When George W. Bush entered office, $104 million in funding—this time under the War on Terror—was directed toward outfitting a newly created Colombian Army brigade, trained by U.S. special forces, which operated with an express mandate to protect U.S. oil interests in the area. Then-President Alvaro Uribe Velez designated Colombia’s oil regions high-priority “Consolidation Zones” in his anti-guerrilla crusade.

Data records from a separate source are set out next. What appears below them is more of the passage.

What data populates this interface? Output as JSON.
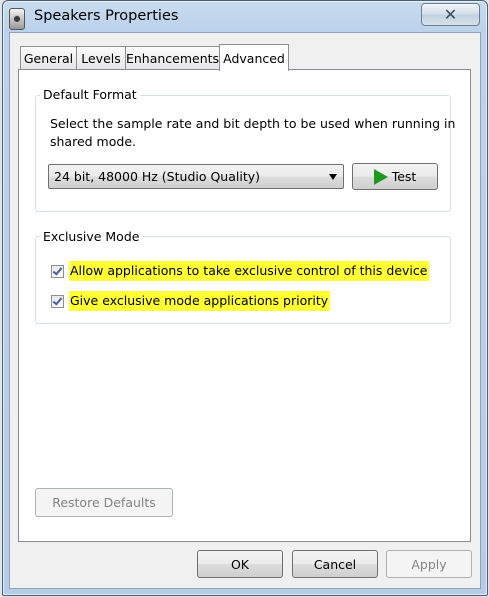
{
  "window": {
    "title": "Speakers Properties",
    "close_glyph": "✕"
  },
  "tabs": [
    {
      "label": "General"
    },
    {
      "label": "Levels"
    },
    {
      "label": "Enhancements"
    },
    {
      "label": "Advanced",
      "selected": true
    }
  ],
  "default_format": {
    "group_label": "Default Format",
    "description_line1": "Select the sample rate and bit depth to be used when running in",
    "description_line2": "shared mode.",
    "selected_format": "24 bit, 48000 Hz (Studio Quality)",
    "test_label": "Test"
  },
  "exclusive_mode": {
    "group_label": "Exclusive Mode",
    "options": [
      {
        "label": "Allow applications to take exclusive control of this device",
        "checked": true
      },
      {
        "label": "Give exclusive mode applications priority",
        "checked": true
      }
    ],
    "highlight_color": "#ffff33"
  },
  "restore_defaults_label": "Restore Defaults",
  "footer": {
    "ok_label": "OK",
    "cancel_label": "Cancel",
    "apply_label": "Apply"
  },
  "icons": {
    "app": "speaker-icon",
    "play": "play-icon"
  },
  "colors": {
    "play_green": "#1f9a1f",
    "disabled_text": "#838383"
  }
}
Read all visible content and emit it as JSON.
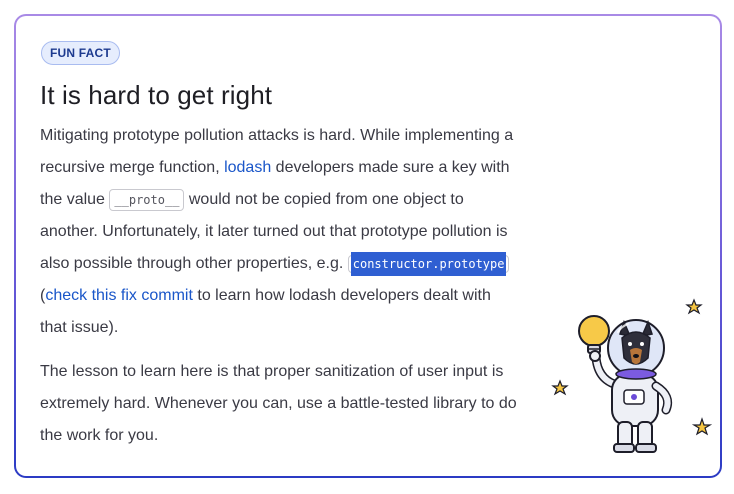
{
  "badge": "FUN FACT",
  "title": "It is hard to get right",
  "paragraph1": {
    "part1": "Mitigating prototype pollution attacks is hard. While implementing a recursive merge function, ",
    "link_lodash": "lodash",
    "part2": " developers made sure a key with the value ",
    "code_proto": "__proto__",
    "part3": " would not be copied from one object to another. Unfortunately, it later turned out that prototype pollution is also possible through other properties, e.g. ",
    "code_constructor": "constructor.prototype",
    "part4": " (",
    "link_commit": "check this fix commit",
    "part5": " to learn how lodash developers dealt with that issue)."
  },
  "paragraph2": "The lesson to learn here is that proper sanitization of user input is extremely hard. Whenever you can, use a battle-tested library to do the work for you.",
  "colors": {
    "accent": "#1a56c9",
    "selection": "#2f5fd2",
    "badge_bg": "#e6edfd",
    "border_gradient": [
      "#a98ae6",
      "#2b3bc4"
    ]
  },
  "icons": [
    "lightbulb-icon",
    "star-icon",
    "astronaut-dog-illustration"
  ]
}
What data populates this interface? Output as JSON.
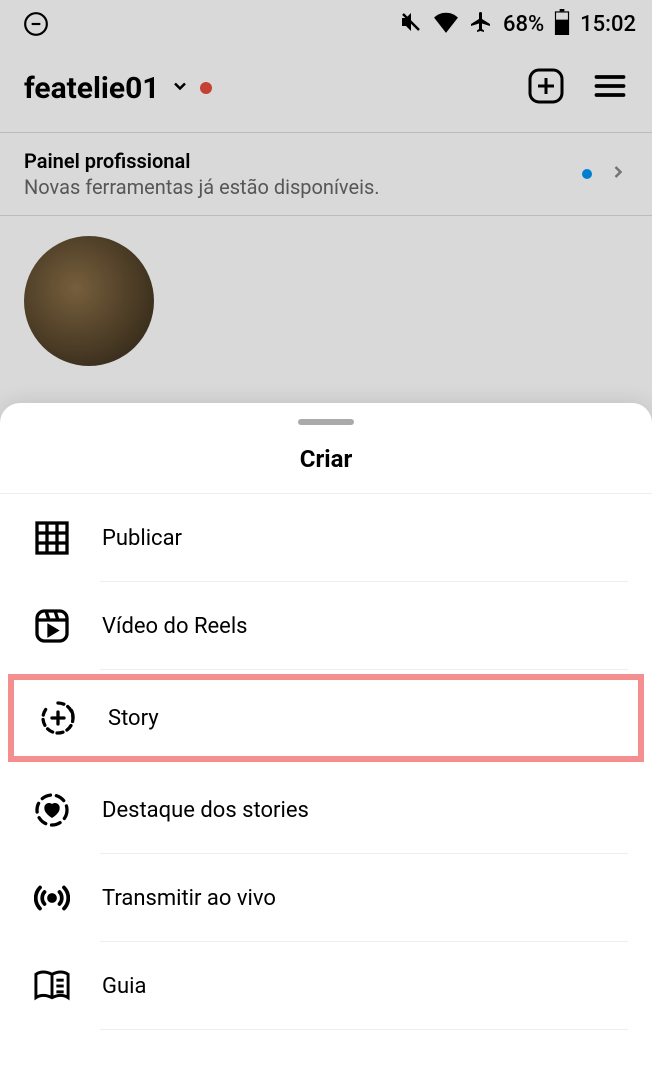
{
  "statusBar": {
    "battery": "68%",
    "time": "15:02"
  },
  "header": {
    "username": "featelie01"
  },
  "proPanel": {
    "title": "Painel profissional",
    "subtitle": "Novas ferramentas já estão disponíveis."
  },
  "sheet": {
    "title": "Criar",
    "items": [
      {
        "label": "Publicar"
      },
      {
        "label": "Vídeo do Reels"
      },
      {
        "label": "Story"
      },
      {
        "label": "Destaque dos stories"
      },
      {
        "label": "Transmitir ao vivo"
      },
      {
        "label": "Guia"
      }
    ]
  }
}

The right-wing death squads that formed the vanguard of the Colombian Army’s surge into the ELN stronghold of Arauca, along the country’s largest pipeline, still pose a tremendous threat to the stated goals of “post-conflict” programming. Ostensibly, the paramilitaries demobilized in the mid-2000s. But the deeply entrenched nexus of “para-political” and economic power that backed them was never dissolved. Nor are the “criminal bands” that rose in their place devoted solely to apolitical delinquency, as the government has repeatedly insisted. In just the first two weeks of March, 29 members of the broader political left were assassinated across Colombia.
The exercise of extrajudicial repression by regional elites is a tradition old enough to be considered a structural aspect of Colombian governance. Because the central government lacks the ability, legitimacy, and will to assert itself in the far-flung enclaves of Colombia’s notoriously difficult terrain, it’s dependent on clientalist party machines to maintain stability and collect votes in those areas. This arrangement has proven durable, so long as the mermelada—marmalade, the Colombian equivalent of pork barrel spending—gets spread around. But historically, it has meant that any attempts at meaningful nationwide reform—of the kinds being hashed out in Havana—are quite literally dead on arrival once they reach the regions where they’re most needed.
But for Santos, there may be a more immediate danger than the backlash of the reactionary right. The economic model that’s been built on this system of state-sanctioned bloodletting is beginning to wobble under the weight of its own contradictions. Oil prices have plummeted since the start of the FARC peace process. What Santos once heralded as a “locomotor” of economic growth is now a sinkhole in the heart of his budget. At a time when the government is essentially committing itself to massive state-building in Colombia’s guerrilla-controlled territories, Santos is passing austerity measures to stay in the good graces of Western financial institutions. Inflation is high, his approval ratings are tanking, and Colombians are being asked to ration energy—despite living in a country that is among the world’s largest producers of oil and coal.
The Colombian armed conflict has dragged on decades longer than most of the other revolutionary struggles in Latin America, but so, too, has the political utility of the Cold War. Well into the twenty-first century, leftist subversion is masking failings that date back to colonialism—even as those same failings have in turn fueled the perpetuation of the fighting. A radical economic transformation has taken place in the Colombian countryside, alongside this spiraling violence, one that would only become more obvious were the bloodshed to suddenly evaporate.
Peace with the FARC and ELN would mark “the end of the guerrilla,” Santos said Wednesday. Then “we’ll be able to focus on making our country—through democracy—the free, normal, modern, just, and inclusive nation we can and should be.” One can only hope the Colombian government will be more prepared to meet those challenges than it has been in the past. There won’t be anyone to scapegoat if it isn’t.